You need not have said nor done anything since your return to warrant this label, a few hours is all it takes after all. From the moment you put on the checked tunic instead of the dungaree that fateful morning, unknown to you, imaginary battle lines were drawn and you are now on a side which you neither chose be on or even know how to be on.

Things are no better in the new world either, because no matter how quickly you adapt; no matter how well you master life on this side of the tracks, you can never be one of them. And so is the case for the cursed middle class black and model-c brat. You soon find out that you are neither black nor white enough.

After a while, having listened, observed and experienced many of these criticisms what you really start to hear, what you begin to see and experience is them saying in truth we really envy and wish we were you, so as opposed to be bigger people about it, congratulate and encourage you to keep going it is easier not to, because we can then hide behind the cover of cultural preservation and injustices that prevented all of us being exposed to such opportunities. In essence it is much easier to hate than congratulate you, so don’t judge us. This is what I heard.

On the one hand, we the model-c brats feed off of our communities’ insecurities and not in a good way. We condemn them as ignorant, uneducated and jealous. Hating us because of their own lack of ambition. By the time one reaches this point, though it doesn’t take long for some of us to do so, we are so high up our intellectual forward looking ‘high-horse’ that the altitude up there distorts our views so much that we are no different from the very ‘advancement haters’ we’ve began to shun.
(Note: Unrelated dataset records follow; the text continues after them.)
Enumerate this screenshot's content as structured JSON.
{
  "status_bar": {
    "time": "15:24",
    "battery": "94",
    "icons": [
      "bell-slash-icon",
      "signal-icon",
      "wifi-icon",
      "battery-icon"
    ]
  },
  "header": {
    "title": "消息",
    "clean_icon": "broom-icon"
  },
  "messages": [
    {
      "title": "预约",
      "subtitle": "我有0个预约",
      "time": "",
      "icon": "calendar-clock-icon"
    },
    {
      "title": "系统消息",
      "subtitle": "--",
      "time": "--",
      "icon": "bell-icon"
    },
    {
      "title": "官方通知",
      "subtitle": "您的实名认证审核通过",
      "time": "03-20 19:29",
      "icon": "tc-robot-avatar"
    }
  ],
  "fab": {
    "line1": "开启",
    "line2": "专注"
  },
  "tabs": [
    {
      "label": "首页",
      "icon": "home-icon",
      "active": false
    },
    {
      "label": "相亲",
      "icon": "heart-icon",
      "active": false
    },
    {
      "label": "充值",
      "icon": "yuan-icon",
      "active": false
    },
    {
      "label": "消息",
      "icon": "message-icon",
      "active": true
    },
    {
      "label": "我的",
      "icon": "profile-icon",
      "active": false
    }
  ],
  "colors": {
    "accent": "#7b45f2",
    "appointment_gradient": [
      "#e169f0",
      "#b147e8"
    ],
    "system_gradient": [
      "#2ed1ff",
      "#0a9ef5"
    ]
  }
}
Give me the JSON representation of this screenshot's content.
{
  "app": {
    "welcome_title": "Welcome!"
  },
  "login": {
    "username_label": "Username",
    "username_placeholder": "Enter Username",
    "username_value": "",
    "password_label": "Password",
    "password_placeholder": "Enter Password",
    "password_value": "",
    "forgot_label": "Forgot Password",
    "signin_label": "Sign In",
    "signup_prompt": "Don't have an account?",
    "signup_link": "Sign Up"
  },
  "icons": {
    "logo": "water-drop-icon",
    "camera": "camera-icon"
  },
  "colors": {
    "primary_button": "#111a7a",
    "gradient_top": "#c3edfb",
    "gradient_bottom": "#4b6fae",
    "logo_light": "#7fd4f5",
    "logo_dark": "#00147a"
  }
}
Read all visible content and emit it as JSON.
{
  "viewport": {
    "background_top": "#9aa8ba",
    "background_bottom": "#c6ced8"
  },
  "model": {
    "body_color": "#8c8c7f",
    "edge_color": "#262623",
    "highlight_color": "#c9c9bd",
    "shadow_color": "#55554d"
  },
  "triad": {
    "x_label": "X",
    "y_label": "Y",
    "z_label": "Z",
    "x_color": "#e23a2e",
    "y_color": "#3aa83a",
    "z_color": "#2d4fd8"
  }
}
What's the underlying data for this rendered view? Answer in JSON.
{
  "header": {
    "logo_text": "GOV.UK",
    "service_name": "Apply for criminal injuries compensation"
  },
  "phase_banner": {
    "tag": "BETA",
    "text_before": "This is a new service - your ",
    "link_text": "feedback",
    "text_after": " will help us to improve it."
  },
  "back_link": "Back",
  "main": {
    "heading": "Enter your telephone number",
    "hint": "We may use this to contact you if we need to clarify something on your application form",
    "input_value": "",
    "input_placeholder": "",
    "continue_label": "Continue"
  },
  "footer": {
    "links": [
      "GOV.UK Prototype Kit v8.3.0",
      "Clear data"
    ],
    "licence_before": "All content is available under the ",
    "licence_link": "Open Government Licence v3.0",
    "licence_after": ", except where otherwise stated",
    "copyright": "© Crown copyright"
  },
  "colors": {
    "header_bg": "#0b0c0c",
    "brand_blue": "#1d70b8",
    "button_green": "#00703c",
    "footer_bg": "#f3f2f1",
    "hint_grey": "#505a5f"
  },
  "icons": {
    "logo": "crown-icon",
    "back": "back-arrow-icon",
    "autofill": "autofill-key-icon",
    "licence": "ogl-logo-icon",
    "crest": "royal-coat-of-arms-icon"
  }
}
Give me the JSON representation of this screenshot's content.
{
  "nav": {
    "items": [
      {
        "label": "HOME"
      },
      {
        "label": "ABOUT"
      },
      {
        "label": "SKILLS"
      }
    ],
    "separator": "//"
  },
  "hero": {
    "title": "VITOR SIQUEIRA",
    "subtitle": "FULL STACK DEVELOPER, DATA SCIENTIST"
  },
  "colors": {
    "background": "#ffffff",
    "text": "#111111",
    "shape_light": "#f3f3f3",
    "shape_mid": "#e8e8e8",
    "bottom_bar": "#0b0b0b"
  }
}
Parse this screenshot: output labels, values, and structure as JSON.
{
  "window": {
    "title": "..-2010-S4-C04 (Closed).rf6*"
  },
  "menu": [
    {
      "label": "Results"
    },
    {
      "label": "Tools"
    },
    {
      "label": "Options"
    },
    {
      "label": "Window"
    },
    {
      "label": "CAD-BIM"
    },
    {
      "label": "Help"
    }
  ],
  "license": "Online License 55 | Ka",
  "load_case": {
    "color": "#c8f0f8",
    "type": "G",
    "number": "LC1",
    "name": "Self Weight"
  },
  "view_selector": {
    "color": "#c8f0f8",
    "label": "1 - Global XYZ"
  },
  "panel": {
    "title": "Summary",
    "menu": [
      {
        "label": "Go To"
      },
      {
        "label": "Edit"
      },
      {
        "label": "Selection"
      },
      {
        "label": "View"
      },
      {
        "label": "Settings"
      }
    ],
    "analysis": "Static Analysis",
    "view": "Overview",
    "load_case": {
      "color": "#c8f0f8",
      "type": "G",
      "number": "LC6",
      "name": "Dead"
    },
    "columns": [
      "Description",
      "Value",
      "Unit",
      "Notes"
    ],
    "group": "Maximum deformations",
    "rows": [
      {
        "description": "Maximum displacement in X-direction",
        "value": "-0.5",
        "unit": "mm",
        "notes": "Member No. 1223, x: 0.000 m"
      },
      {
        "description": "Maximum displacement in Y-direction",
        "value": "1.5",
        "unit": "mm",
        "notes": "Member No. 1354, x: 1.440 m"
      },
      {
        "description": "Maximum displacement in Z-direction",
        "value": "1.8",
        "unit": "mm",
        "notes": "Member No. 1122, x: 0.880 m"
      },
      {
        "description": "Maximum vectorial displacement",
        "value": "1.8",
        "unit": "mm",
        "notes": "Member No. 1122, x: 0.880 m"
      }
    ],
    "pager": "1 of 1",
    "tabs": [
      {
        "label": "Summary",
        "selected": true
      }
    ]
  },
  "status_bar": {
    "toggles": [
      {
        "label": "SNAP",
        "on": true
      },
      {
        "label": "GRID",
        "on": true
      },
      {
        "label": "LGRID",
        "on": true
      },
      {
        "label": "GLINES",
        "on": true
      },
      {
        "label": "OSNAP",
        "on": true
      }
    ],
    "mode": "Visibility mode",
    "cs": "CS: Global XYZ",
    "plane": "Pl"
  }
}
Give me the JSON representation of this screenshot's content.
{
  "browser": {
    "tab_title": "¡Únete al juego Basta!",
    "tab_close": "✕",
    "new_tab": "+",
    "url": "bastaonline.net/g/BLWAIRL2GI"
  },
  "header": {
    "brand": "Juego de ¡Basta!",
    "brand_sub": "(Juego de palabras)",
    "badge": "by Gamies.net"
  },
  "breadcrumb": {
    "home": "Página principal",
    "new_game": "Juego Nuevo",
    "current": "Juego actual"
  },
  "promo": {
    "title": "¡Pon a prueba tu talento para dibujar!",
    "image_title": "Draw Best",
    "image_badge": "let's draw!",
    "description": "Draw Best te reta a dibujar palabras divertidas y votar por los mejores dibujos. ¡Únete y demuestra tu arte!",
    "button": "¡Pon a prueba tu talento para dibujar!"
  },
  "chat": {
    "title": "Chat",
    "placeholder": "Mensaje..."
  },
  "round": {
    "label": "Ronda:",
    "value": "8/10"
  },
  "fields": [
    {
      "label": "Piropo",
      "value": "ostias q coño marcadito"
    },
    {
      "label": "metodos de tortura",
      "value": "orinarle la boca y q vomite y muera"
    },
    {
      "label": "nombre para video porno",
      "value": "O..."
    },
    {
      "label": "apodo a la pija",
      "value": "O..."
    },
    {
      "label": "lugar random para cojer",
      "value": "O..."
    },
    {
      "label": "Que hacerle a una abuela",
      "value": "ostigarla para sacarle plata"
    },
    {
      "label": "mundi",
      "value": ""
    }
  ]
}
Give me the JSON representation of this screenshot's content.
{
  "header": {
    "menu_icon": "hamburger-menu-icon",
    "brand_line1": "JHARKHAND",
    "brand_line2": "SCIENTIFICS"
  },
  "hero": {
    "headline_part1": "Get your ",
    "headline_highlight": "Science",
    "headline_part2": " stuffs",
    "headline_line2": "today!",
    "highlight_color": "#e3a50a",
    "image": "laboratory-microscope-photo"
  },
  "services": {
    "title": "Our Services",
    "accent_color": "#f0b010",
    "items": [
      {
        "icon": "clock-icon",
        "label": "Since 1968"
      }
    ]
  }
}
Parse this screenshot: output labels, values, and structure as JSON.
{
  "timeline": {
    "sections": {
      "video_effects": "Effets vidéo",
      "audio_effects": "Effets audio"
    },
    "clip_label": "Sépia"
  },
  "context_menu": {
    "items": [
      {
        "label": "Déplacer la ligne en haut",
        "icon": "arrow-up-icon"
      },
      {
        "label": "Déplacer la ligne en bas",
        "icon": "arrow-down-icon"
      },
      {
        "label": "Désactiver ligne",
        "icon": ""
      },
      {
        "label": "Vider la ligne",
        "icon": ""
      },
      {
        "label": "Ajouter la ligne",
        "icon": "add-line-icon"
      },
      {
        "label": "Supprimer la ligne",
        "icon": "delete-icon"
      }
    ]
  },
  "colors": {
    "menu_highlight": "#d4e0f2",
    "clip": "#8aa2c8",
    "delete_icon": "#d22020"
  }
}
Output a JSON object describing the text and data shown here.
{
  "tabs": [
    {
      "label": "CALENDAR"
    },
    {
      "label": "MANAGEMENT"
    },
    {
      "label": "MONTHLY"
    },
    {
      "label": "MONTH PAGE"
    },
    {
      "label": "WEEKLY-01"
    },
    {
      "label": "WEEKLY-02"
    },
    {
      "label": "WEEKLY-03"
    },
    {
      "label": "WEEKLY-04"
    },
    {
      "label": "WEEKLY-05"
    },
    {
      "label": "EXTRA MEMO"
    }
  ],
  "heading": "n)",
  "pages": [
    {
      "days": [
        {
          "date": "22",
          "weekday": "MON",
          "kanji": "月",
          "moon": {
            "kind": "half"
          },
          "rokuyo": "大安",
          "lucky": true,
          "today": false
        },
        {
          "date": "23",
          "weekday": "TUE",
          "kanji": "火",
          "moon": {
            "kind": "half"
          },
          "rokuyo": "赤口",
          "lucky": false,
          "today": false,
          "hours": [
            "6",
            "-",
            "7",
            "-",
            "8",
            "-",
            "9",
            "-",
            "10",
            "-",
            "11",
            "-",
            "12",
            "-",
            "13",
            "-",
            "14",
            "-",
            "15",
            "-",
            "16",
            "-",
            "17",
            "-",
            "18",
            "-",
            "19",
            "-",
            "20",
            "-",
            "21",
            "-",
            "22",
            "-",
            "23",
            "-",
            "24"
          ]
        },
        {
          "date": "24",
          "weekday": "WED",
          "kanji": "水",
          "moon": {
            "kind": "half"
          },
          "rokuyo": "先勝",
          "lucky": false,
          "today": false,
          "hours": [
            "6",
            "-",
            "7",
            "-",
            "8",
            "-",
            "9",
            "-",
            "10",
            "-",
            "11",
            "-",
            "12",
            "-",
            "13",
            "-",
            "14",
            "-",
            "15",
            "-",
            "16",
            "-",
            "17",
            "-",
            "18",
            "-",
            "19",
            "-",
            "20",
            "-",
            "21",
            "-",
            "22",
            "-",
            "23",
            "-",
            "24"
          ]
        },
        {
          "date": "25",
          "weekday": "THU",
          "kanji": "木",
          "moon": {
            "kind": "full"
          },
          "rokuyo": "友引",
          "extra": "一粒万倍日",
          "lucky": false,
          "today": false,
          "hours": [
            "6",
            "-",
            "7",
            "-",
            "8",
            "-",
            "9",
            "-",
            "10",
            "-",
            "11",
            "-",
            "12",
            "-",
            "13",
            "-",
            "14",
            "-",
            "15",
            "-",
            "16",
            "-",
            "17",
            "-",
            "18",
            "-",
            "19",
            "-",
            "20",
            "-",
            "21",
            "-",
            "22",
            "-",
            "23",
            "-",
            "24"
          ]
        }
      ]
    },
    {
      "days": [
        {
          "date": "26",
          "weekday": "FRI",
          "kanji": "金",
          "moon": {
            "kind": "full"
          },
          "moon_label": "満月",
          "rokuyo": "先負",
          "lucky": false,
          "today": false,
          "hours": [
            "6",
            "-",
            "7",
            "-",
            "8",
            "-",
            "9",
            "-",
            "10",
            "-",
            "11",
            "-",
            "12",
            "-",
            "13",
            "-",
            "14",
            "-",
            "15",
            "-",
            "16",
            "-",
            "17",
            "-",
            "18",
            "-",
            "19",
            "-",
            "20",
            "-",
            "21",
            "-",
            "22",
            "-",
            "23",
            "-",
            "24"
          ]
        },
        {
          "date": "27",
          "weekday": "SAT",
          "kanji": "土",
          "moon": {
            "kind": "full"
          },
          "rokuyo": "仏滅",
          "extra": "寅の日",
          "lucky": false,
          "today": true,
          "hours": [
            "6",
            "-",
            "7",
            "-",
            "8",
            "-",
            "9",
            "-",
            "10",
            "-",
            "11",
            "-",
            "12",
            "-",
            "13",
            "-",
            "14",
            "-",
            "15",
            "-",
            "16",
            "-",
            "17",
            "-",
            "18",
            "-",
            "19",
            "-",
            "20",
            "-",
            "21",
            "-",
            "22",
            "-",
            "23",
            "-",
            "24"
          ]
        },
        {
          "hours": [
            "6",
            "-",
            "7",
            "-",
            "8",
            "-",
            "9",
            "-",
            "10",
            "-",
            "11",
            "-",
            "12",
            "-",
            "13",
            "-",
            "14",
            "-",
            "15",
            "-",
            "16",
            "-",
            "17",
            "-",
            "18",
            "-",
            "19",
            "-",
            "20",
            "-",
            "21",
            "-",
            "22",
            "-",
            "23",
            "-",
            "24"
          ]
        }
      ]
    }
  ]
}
What is omitted from the debates is the human factor. Contrary to popular belief, the transition to the model-c living isn’t as clear cut as it’s made out to be. Not for the community from which the student comes from, not for the community the student is taken into and especially not for the very previously disadvantaged student whom all this fuss is about.

So the cycle continues, shunned by our communities we snub them even worse, we move away from the nurture of communities built upon the spirit of communal upbringing, communities we were taken out of in hopes of improving our chances so we can some back and create opportunities for others and a better life for all. Instead we replace these with the cold fences and walls of gated communities. Where one can live for years without uttering a word to one’s neighbour let alone know what they look like.

I urge you to spare a thought for the model-c brat; it isn’t completely their fault that they may have gotten lost somewhere between the corner of advancement, embracing the present and the ambitious road to success and all things great. And while you’re still in that thought reserve some for the ‘advancement haters’ who themselves got chucked off the bus halfway to making friends forever and growing up together, without warning, or even being helped get to terms with their best friends’ 6 hour disappearing acts to another world every morning only to come back looking and sounding different.

Finally, also spare a thought for the disillusioned middle, previously comfortable in their surroundings who woke suddenly (or so it seems) to find a lot more colour everywhere they looked and the going a lot more tougher than it used to be. Even for the hard working kind who’ve always thought there should be more colour anyway.

Until we discuss and debate this issue in a way that includes the human factor, or even through examples from the lived experience of people, we risk another affirmative action, BEE or even OBE situation on our hands. Waiting for too long and too late to fix something with the potential to ease some of the burdens our country faces today.